The next day, Johnson was sent to Phoenix along with Randy Brown, Milt Palacio, and a first-round pick. The Suns sent free agent-to-be Rodney Rogers and Tony Delk to Boston. It was a bit of salary dump for the Suns, who weren't going to re-sign Rogers and who wanted to shed Delk's onerous (at the time) contract. They could have had Brown instead of Johnson, but Brown was playing reasonably well at the time, so he stayed. Ironically, once Delk came on board, Brown, too, fell out of the rotation.

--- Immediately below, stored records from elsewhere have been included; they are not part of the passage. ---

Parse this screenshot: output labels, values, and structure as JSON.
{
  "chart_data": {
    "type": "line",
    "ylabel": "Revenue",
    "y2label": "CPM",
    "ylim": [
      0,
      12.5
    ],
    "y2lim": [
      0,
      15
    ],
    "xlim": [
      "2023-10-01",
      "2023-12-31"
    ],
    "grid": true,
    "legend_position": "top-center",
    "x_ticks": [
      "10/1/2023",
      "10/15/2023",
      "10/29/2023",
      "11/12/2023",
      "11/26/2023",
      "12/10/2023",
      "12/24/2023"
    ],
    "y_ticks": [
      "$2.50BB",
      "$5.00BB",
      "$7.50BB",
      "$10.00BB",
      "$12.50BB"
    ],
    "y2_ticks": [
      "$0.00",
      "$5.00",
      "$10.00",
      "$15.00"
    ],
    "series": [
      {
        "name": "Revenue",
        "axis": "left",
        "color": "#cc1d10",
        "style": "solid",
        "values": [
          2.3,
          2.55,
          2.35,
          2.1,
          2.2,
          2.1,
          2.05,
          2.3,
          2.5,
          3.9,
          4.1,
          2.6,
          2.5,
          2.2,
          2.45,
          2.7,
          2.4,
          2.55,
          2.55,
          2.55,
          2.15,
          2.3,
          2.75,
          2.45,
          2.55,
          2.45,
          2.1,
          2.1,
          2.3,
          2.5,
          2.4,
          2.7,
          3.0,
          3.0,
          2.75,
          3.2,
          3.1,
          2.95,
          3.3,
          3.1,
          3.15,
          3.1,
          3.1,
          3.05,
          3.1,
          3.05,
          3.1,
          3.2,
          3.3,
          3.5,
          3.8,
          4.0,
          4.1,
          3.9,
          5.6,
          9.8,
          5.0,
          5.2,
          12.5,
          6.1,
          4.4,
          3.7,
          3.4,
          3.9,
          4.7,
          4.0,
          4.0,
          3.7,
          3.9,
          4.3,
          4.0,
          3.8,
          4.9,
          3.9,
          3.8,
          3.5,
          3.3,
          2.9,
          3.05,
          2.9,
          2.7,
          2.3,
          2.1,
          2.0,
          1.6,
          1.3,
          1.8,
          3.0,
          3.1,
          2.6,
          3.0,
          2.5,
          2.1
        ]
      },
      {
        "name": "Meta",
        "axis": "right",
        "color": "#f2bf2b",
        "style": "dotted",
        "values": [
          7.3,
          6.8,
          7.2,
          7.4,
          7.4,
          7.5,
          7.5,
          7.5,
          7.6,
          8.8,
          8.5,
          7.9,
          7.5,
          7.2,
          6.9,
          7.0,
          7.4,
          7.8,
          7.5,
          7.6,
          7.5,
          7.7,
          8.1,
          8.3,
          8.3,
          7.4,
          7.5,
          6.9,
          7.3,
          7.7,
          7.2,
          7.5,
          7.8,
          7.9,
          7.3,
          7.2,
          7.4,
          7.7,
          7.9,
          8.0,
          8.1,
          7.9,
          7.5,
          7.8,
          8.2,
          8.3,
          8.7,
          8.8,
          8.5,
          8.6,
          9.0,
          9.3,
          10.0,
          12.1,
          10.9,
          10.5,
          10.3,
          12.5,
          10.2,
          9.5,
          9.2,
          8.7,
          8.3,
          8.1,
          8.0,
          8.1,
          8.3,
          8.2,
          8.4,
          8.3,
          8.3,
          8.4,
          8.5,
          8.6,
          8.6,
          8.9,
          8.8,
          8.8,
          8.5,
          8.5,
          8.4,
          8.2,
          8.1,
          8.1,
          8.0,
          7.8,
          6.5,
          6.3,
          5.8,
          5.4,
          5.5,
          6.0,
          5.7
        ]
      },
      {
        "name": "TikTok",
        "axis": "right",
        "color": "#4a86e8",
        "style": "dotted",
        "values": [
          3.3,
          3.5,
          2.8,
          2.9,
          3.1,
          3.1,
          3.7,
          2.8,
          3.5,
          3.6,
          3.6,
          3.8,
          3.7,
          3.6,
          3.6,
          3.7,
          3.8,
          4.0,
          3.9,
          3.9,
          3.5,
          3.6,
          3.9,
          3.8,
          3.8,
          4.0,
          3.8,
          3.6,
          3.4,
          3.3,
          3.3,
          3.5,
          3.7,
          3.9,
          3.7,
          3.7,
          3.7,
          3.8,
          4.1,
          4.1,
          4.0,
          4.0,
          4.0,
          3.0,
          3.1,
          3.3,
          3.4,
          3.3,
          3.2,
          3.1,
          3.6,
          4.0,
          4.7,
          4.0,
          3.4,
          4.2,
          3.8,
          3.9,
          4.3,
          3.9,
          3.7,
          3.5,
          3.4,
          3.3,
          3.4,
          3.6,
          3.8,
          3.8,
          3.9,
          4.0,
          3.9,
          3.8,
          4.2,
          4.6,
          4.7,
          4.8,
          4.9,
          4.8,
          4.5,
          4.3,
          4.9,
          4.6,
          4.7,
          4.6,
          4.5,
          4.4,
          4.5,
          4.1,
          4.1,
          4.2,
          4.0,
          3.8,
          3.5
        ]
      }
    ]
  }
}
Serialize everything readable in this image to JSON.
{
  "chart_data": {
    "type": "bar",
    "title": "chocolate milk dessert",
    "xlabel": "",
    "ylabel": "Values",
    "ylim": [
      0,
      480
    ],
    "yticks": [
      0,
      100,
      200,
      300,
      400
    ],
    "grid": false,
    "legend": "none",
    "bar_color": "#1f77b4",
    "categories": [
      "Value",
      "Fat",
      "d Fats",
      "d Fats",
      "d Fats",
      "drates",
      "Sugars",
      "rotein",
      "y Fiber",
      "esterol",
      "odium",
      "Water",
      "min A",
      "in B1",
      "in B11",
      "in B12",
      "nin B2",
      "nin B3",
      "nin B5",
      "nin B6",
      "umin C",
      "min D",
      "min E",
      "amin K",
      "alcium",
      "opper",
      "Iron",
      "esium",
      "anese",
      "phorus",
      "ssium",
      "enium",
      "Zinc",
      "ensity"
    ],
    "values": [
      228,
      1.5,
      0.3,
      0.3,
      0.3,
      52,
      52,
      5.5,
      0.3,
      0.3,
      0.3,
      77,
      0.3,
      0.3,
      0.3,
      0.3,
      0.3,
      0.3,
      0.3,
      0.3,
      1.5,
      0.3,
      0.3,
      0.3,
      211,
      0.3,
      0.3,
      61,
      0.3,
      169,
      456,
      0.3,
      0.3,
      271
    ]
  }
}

It was a Celtics team of strong personalities, led by Antoine Walker and Paul Pierce, and for Johnson, a quiet kid from Little Rock, Ark., it wasn't the easiest of fits. His coach in Atlanta, Mike Woodson, says he has no memory of Johnson's Celtic days, either. He was an assistant in Philadelphia under Larry Brown at the time.
"I know he didn't play much," Woodson said. "The rap on him was that he was well-rounded, a good, all-around player, but not NBA-tested. That's about all I remember."
Now he's been Johnson's only coach in Atlanta since the Hawks acquired him in a sign-and-trade in the summer of 2005. It's hard for those who knew Johnson in his short stay in Boston, where he was quiet, reserved, and deferential (all good qualities for a rookie, by the way), to think of him as the captain and conscience of a playoff team. But he is.
"Sometimes people look at numbers and say, 'He should do this. He should do that,' " Woodson said. "But who is going to turn down a max contract? The question is, can you live up to it and do the best you can do to uphold your end of the deal? Joe has done that.
"He was the third or fourth option in Phoenix. He was the first option here on a young, unproven team. He has stepped in and excelled."
Johnson had an underwhelming Atlanta playoff debut Sunday night. He needed 22 shots to score 19 points. He did have 7 assists (6 more than Mike Bibby) and 5 rebounds in 41 minutes. He'll get another shot tonight against his former team, the one he doesn't seem to remember and would very much like to forget.